Taking vs. Sharing

I am not a fan of taking classes.

Better put, I’m not a fan of taking classes.

By that, I prefer the idea of sharing classes. That’s really what you’re paying for, isn’t it? You are sharing a class experience with others. As a group, you are learning something together. As a group, you are accepting instruction that allows everyone in the group to progress.

Sometimes students in group classes can get caught up in their own individual experience. The taking, if you will. Others just fundamentally misunderstand the shared class dynamic, missing the group classes structure altogether. They can sometimes treat a class like a private lesson, which it is not.

What does it mean to SHARE a class?

  • Recognize and embrace that your fellow classmates will intake the material at differing rates.

  • Know that you’ll have a partner most of the time, but not necessarily all of the time.

  • Accept that you may or may not get your very specific (as it relates to yourself) question answered until the music comes on. Also, realize that sometimes your question can’t be answered within the structure of the shared class experience.

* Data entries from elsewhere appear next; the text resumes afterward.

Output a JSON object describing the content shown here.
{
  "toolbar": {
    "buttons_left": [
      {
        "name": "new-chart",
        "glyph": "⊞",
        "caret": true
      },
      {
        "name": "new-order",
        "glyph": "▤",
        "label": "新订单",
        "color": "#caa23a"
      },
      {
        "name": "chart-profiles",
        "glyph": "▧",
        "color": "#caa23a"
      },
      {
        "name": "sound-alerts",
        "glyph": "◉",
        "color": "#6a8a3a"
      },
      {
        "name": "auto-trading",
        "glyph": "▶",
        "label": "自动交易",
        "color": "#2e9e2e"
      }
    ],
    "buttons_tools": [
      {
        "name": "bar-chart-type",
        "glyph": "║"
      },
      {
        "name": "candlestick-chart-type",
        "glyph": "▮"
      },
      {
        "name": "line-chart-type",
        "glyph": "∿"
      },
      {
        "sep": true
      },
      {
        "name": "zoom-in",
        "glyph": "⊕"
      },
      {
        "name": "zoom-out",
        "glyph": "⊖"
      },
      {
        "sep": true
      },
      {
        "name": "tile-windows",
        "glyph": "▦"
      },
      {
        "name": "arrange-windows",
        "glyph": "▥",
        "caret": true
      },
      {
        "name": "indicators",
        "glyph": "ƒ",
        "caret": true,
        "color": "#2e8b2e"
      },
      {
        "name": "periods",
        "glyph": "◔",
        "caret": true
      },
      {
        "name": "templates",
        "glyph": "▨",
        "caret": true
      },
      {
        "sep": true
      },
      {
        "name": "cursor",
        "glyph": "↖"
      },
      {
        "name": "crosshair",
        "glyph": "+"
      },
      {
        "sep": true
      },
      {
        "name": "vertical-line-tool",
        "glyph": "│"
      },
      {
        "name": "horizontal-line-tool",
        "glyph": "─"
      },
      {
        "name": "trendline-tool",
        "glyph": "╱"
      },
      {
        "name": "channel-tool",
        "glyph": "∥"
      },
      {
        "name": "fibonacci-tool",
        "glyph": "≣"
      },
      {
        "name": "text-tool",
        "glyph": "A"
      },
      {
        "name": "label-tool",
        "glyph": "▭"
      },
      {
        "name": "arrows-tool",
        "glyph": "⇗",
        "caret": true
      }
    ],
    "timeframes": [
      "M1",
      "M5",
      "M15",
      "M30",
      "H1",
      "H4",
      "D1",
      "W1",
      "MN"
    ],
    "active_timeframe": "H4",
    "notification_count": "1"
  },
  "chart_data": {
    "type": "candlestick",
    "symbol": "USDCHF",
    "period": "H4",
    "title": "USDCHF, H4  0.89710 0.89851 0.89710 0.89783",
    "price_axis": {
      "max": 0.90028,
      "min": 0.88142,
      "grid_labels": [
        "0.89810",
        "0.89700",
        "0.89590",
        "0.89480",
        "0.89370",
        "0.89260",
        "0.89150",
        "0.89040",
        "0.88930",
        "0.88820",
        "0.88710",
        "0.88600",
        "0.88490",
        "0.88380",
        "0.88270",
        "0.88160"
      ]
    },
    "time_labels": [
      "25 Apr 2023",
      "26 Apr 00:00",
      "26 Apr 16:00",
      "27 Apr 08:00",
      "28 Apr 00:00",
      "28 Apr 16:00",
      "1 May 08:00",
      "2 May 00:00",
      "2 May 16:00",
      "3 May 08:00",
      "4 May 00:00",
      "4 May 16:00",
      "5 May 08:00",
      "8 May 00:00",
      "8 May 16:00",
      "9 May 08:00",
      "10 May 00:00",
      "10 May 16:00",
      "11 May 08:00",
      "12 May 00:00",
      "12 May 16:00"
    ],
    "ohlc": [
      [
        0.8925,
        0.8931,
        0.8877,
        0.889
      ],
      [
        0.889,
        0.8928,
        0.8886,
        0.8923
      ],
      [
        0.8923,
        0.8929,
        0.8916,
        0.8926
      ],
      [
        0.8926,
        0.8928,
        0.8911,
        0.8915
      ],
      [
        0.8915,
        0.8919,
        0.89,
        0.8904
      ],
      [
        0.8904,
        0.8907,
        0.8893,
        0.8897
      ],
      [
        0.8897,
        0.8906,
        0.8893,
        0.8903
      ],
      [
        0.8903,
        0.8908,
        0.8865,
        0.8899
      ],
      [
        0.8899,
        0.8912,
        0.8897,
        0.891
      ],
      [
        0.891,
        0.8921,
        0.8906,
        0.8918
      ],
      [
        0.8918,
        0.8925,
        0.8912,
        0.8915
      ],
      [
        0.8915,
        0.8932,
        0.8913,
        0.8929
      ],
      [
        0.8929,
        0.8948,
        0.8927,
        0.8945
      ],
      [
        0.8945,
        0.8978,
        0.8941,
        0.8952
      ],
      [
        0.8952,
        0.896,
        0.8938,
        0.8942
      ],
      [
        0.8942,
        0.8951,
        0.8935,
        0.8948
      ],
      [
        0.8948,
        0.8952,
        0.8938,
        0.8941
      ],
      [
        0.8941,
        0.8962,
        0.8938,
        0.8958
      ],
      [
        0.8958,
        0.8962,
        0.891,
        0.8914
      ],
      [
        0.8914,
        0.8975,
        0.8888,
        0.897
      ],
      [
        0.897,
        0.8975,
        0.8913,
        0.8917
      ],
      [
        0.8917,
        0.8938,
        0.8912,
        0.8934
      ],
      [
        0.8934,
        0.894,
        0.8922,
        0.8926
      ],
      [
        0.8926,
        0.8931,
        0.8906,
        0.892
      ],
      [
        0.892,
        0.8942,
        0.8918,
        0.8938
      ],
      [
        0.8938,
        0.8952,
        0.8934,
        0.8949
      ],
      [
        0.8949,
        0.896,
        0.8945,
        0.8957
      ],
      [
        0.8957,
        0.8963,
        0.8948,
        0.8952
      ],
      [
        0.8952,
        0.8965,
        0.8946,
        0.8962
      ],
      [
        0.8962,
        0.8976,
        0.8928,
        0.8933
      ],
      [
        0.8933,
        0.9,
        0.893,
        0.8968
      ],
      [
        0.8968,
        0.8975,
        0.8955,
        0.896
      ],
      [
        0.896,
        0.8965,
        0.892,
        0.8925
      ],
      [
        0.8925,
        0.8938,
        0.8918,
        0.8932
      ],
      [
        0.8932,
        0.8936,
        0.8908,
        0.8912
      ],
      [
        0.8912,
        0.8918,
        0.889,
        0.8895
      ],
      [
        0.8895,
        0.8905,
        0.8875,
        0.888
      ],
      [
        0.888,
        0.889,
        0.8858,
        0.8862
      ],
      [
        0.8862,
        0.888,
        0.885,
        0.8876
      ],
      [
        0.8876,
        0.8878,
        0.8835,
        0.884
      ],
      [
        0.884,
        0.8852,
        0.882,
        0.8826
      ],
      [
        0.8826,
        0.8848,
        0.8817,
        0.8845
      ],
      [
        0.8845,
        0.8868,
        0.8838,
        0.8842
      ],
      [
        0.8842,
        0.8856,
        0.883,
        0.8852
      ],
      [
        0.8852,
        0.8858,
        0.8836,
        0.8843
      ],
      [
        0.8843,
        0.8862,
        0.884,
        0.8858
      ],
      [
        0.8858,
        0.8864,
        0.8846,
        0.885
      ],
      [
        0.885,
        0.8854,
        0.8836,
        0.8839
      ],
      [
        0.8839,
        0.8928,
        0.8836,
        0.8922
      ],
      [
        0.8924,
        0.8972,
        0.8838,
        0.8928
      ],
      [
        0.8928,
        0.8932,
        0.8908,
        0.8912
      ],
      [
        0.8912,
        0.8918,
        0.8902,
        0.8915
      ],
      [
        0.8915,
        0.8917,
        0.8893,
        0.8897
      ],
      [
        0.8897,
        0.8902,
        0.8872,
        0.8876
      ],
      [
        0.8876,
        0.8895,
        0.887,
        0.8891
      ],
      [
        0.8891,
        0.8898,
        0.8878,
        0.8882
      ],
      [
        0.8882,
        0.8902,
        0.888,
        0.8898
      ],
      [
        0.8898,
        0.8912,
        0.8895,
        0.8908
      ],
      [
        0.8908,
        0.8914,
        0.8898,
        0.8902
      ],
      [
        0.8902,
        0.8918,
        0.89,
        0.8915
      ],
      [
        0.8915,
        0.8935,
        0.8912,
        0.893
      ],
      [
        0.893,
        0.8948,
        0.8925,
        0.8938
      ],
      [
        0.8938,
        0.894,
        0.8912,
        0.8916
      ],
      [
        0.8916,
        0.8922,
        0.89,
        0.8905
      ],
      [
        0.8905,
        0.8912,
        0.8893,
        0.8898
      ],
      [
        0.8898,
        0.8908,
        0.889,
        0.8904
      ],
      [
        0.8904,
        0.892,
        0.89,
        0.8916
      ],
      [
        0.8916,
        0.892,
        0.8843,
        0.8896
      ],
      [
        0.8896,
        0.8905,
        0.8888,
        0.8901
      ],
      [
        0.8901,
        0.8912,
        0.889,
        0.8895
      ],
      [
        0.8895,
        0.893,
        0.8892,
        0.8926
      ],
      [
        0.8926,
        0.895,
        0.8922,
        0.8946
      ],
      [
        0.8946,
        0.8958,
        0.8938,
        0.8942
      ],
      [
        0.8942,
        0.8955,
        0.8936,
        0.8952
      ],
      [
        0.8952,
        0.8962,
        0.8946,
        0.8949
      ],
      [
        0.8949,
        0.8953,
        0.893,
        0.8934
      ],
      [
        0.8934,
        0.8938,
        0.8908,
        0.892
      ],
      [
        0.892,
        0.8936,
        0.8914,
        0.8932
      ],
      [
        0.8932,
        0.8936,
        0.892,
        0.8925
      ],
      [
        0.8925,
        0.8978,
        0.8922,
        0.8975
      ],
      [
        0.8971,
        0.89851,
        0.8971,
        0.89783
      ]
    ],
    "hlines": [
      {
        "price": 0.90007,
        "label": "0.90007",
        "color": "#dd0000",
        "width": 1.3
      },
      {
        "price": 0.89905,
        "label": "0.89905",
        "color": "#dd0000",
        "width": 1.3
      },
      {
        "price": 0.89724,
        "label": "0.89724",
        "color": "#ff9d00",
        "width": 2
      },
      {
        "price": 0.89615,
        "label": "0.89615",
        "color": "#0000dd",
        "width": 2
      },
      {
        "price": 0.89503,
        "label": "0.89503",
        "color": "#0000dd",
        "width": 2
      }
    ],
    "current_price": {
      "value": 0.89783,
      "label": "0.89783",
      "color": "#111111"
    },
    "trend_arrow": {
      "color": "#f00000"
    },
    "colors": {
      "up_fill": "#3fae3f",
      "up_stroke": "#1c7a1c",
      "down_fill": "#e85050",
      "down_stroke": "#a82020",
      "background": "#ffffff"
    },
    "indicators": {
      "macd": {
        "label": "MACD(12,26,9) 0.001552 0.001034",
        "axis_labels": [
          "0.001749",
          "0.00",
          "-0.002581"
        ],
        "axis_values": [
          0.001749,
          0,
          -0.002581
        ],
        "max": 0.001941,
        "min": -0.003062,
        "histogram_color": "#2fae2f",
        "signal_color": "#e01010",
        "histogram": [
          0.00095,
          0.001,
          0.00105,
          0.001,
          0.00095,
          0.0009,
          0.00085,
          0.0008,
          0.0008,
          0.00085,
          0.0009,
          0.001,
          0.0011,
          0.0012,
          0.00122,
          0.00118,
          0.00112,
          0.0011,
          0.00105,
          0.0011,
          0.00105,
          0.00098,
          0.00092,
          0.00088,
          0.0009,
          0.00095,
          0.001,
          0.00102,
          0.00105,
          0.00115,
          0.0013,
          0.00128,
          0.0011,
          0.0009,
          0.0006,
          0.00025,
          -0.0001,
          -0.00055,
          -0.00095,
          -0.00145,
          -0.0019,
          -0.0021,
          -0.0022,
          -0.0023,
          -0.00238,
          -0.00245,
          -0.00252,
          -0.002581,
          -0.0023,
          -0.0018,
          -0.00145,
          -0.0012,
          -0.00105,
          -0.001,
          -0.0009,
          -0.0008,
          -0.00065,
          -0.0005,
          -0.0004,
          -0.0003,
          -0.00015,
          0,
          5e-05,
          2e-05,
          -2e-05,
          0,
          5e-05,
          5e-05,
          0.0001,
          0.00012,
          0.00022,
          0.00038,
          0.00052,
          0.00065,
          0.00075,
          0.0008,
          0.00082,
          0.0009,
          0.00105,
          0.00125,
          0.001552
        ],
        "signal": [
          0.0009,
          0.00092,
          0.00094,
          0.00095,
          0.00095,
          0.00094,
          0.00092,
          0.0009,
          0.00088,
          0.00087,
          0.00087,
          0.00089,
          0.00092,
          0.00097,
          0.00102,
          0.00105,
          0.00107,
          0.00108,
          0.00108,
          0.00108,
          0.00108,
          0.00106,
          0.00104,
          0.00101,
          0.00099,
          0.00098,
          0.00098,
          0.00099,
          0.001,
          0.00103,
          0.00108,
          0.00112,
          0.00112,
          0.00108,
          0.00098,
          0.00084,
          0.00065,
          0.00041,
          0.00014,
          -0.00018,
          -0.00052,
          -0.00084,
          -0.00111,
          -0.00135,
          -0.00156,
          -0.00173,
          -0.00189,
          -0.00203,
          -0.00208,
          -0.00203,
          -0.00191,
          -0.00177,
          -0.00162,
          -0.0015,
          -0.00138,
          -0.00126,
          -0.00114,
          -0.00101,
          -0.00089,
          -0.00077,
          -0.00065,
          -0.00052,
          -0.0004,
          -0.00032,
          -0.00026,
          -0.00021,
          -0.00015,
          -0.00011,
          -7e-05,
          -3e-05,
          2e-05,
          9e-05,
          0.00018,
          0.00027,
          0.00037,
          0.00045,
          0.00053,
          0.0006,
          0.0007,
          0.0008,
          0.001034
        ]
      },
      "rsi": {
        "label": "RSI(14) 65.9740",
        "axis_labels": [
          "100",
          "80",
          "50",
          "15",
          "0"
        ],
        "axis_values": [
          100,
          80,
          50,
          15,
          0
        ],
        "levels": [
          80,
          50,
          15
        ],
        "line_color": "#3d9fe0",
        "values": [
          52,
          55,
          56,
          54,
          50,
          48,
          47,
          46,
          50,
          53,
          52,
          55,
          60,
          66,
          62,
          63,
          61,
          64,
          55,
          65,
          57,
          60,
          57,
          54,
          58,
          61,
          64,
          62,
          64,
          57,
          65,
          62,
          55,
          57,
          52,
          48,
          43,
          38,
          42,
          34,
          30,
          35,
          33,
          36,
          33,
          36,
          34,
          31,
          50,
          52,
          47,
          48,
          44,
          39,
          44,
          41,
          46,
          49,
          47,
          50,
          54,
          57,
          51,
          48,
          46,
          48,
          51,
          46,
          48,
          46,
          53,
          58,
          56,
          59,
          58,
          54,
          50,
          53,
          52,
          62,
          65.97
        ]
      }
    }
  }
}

  • Take responsibility to do your best in executing the material as it it taught (unless you have some compelling reason to do otherwise).

  • Do your part in creating a safe, supportive, and encouraging learning environment for everyone. That means being patient with yourself and your partners.

My responsibility as a teacher? Beyond giving instruction, ensuring an environment that allows everyone to share the class fairly and joyfully. If I’m fulfilling my role, sharing the class should be a relatively easy task for my students.

What does it mean to you to share a group class?